"When we took into account the oil price decline which had already occurred, we made the assumption that the prices would stay at the low level for the entire period," Oliver told a media conference on Thursday.
Oliver said that's "a relatively conservative assumption and we'll continue to monitor the level of prices."
The finance minister's comments were delivered shortly before OPEC, the international group that coordinates industry policies for crude oil, announced it would maintain production at current levels, despite an increasing oversupply that has pulled down oil prices.
Oliver declined to discuss the direction of oil prices, but said that he believes "the major risks to Canada are external."

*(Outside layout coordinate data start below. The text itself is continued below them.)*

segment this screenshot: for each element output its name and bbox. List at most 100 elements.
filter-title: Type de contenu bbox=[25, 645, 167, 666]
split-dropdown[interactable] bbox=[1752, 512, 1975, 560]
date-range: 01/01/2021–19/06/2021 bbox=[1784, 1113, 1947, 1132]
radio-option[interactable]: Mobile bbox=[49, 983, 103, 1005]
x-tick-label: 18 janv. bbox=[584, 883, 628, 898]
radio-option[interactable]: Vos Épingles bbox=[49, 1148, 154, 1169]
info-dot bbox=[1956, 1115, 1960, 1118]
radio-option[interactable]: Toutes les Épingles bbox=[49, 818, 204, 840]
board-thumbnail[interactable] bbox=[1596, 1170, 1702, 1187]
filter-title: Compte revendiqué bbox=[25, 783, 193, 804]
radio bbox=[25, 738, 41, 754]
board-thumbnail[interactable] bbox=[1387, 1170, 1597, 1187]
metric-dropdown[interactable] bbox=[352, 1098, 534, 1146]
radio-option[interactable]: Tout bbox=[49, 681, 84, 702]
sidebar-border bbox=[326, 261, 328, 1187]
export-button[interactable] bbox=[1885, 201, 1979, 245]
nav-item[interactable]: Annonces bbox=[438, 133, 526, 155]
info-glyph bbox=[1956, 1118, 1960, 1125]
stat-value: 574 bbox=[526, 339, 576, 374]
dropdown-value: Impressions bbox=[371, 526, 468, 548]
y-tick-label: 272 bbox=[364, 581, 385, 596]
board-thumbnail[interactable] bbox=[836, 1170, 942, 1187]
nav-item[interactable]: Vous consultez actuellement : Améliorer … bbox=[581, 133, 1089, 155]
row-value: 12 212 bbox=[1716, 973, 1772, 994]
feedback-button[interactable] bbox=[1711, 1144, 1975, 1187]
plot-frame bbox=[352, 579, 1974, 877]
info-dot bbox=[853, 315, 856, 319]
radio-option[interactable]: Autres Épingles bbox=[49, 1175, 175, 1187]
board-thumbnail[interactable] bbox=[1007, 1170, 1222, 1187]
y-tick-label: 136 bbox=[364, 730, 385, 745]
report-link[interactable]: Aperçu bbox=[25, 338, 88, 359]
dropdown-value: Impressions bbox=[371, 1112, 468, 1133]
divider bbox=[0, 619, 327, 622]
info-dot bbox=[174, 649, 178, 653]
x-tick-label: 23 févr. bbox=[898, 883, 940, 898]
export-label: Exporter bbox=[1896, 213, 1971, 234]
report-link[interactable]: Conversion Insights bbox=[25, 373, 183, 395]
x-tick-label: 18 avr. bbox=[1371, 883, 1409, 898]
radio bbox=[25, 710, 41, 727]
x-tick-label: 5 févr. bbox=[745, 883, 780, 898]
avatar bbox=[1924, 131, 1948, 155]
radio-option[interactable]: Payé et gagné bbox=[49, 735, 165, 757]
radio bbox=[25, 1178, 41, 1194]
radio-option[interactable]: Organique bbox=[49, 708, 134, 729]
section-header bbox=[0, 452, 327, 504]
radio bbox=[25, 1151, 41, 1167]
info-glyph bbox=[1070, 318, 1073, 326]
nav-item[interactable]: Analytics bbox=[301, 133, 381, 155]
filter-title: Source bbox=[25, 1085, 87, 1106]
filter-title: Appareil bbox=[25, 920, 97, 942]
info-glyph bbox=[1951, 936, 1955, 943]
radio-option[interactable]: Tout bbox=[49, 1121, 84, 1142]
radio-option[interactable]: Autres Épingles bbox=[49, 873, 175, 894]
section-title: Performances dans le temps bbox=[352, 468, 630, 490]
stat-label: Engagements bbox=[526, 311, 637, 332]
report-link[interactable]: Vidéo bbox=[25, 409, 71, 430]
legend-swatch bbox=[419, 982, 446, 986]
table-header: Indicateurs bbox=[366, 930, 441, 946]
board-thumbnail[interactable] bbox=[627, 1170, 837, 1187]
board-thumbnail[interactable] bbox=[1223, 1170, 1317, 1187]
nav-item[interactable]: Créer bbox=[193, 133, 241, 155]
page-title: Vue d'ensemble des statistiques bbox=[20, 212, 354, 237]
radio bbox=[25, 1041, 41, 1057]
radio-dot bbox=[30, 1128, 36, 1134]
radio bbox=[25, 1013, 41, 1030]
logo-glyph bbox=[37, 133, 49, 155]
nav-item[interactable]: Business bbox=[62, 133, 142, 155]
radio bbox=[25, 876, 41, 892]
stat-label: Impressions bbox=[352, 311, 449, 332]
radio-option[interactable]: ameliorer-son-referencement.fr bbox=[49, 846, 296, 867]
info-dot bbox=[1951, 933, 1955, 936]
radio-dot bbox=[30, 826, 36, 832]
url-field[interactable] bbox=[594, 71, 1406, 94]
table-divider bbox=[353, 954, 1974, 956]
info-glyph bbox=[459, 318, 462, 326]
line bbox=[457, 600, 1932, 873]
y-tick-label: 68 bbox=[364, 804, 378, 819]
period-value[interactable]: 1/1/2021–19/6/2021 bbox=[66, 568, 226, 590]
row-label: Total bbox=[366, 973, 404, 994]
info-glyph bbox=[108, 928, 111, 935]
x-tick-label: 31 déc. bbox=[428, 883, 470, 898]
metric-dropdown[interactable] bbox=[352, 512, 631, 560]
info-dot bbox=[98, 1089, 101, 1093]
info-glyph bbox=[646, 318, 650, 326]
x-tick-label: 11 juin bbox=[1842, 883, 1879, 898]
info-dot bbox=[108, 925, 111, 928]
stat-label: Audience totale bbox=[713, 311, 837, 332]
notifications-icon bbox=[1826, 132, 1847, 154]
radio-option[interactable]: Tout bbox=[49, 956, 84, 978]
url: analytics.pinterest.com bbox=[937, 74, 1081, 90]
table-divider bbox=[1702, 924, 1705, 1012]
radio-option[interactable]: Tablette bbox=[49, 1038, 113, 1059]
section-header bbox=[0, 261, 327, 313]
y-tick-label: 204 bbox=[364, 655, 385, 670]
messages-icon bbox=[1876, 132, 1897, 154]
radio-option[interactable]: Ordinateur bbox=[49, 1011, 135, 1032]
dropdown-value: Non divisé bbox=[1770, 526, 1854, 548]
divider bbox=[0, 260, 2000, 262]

The finance minister spoke to the media Thursday ahead of his first pre-budget consultation roundtable in Toronto that included members of the Canadian banks, mining industry and other special interest groups, as well as representatives from technology companies like Facebook and Air BnB.
Over the next few weeks Oliver will visit seven other cities across the country — including St. John's, Quebec, Calgary and Vancouver — for further consultations.
Housing prices are one topic that will likely be discussed in the meetings, though Oliver has reiterated his stance that Ottawa won't be taking any action to protect the market.
"We certainly do not believe that the current situation merits any major moves," he said.
"The longer-term objective is to gradually reduce taxpayer exposure to the residential real estate market, but we have no specific plan."
Oliver says the government's long term aim is to gradually reduce taxpayer exposure to the residential real estate market. His predecessor, Jim Flaherty, moved four times to tighten mortgage lending rules in an effort to cool a hot real estate market.
The minister's comments follow an IMF warning on Wednesday that the housing market and household debt represent key risks to the Canadian economy.
An IMF official estimated Canada's housing market was over-evaluated by roughly 10 per cent on a national scale, although in some regions those estimates could reach as high as 20 per cent.
The IMF predicted a soft landing for the housing market, but warned Canada could be at risk of a sharp correction if interest rates rose too quickly and the job market suffered a downturn.